È in questo sotto-genere che si inscrive Land of Mine, con la doppia valenza così pregna del suo titolo internazionale. Dietro la macchina da presa e allo script c'è il Martin Zandviliet di Applaus, alla splendida fotografia che rende tutto più alienato, struggente e sembra far sentire la sabbia nella gola Camilla Hjelm. Un sergente, Carl Rasmussen, il cui odio per i nazisti è radicato in ogni cellula del proprio corpo, riceve l'ordine di coordinare le operazioni di sminamento della costa. I prigionieri di guerra nazisti saranno gli addetti al rischioso compito. Bestie, assassini, sterminatori. È giusto che muoiano loro mentre tolgono di mezzo le mine che hanno disseminato. Ma i prigionieri sono solo un gruppo di ragazzini ai quali non cresce ancora la barba, spaventati e disorientati. Chiusi in un capanno con pochissimo cibo e condizioni igieniche inesistenti, alla stessa stregua degli ebrei nei lager, tutto il giorno devono sminare la spiaggia. Molti saltano in aria, altri restano mutilati, alcuni di loro impazziscono. E la promessa del ritorno a casa è un miraggio, se non una bugia.
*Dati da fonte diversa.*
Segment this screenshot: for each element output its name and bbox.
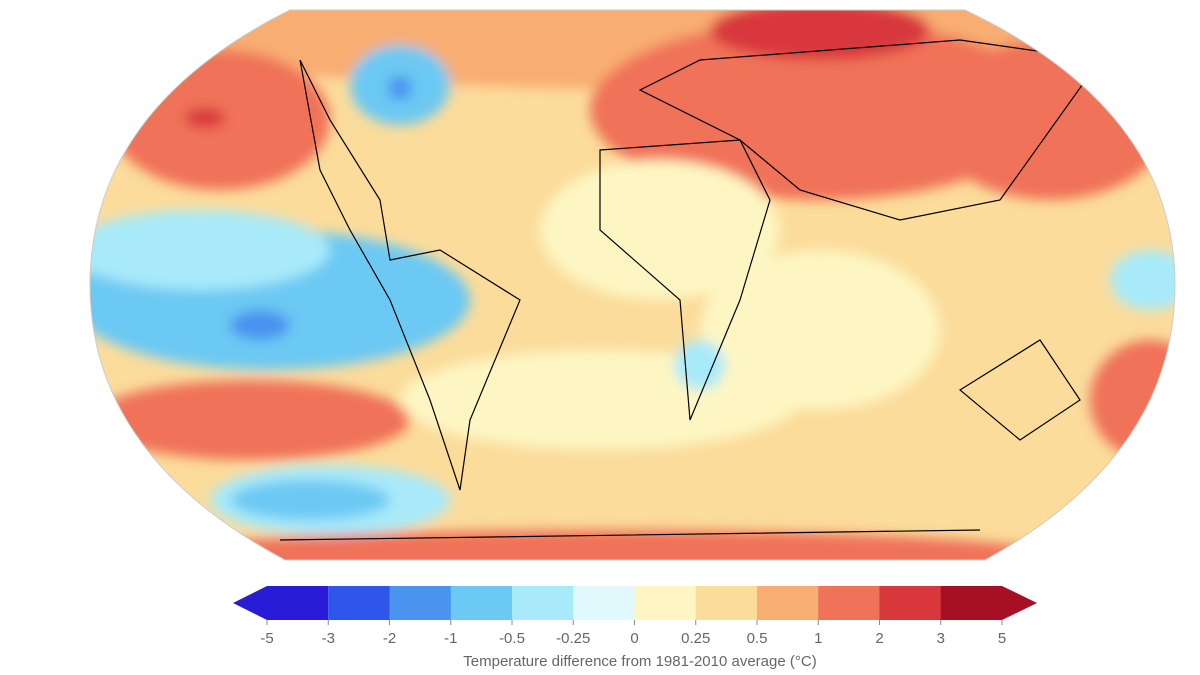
colorbar-segment [818, 586, 880, 620]
colorbar-tick-label: 0 [630, 630, 638, 647]
colorbar-segment [695, 586, 758, 620]
colorbar-segment [573, 586, 635, 620]
colorbar-segment [634, 586, 697, 620]
colorbar-tick-label: 1 [814, 630, 822, 647]
anomaly-map [90, 10, 1175, 560]
colorbar-tick-label: -1 [444, 630, 457, 647]
colorbar-tick-label: -2 [383, 630, 396, 647]
colorbar-segment [389, 586, 452, 620]
colorbar-tick-label: 0.25 [681, 630, 710, 647]
colorbar-tick-label: -0.5 [499, 630, 525, 647]
colorbar-tick-label: 5 [998, 630, 1006, 647]
colorbar-segment [879, 586, 942, 620]
colorbar-segment [328, 586, 390, 620]
colorbar-label: Temperature difference from 1981-2010 av… [463, 653, 816, 670]
map-border [89, 9, 1176, 561]
colorbar-tick-label: 0.5 [747, 630, 768, 647]
colorbar-extend [233, 586, 329, 620]
colorbar-extend [940, 586, 1037, 620]
colorbar-tick-label: -3 [322, 630, 335, 647]
colorbar: -5 -3 -2 -1 -0.5 -0.25 0 0.25 0.5 1 2 3 5 [233, 586, 1037, 647]
colorbar-tick-label: -5 [260, 630, 273, 647]
colorbar-segment [757, 586, 819, 620]
colorbar-tick-label: 3 [937, 630, 945, 647]
colorbar-tick-label: 2 [875, 630, 883, 647]
colorbar-tick-label: -0.25 [556, 630, 590, 647]
colorbar-segment [512, 586, 574, 620]
colorbar-segment [450, 586, 513, 620]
"Pietà fra gli uomini il misero non trova"
Dobbiamo ringraziare i festival internazionali, in primis quello di Toronto e poi anche la Festa del Cinema di Roma: film come questo, di cinematografie poco conosciute, non se ne vedono spesso altrimenti. E attori come Roland Møller restano sconosciuti al grande pubblico. A Roma ha raccontato come è stato strano lavorare con ragazzi presi dalla strada, non professionisti, e di come il loro spaesamento sul set ha contribuito a ricreare il terrore che devono aver provato quei poveri soldati implumi. Negli occhi di Møller sta tutto il cambiamento, dal sergente spietato che si dispiace che gli abbiano mandato dei ragazzi solo perché non sono artificieri esperti e ci vorrà una vita a finire il lavoro, a Uomo che prova compassione, empatia, che promette, che si impegna, che dispensa umanità come può. Un attore che ci auguriamo di rivedere, non solo in piccoli ruoli come quello che avrà in The Coldest City. Intanto il film esce nelle sale legato a un'iniziativa per Emergency. Perché la guerra nel mondo non è mai finita.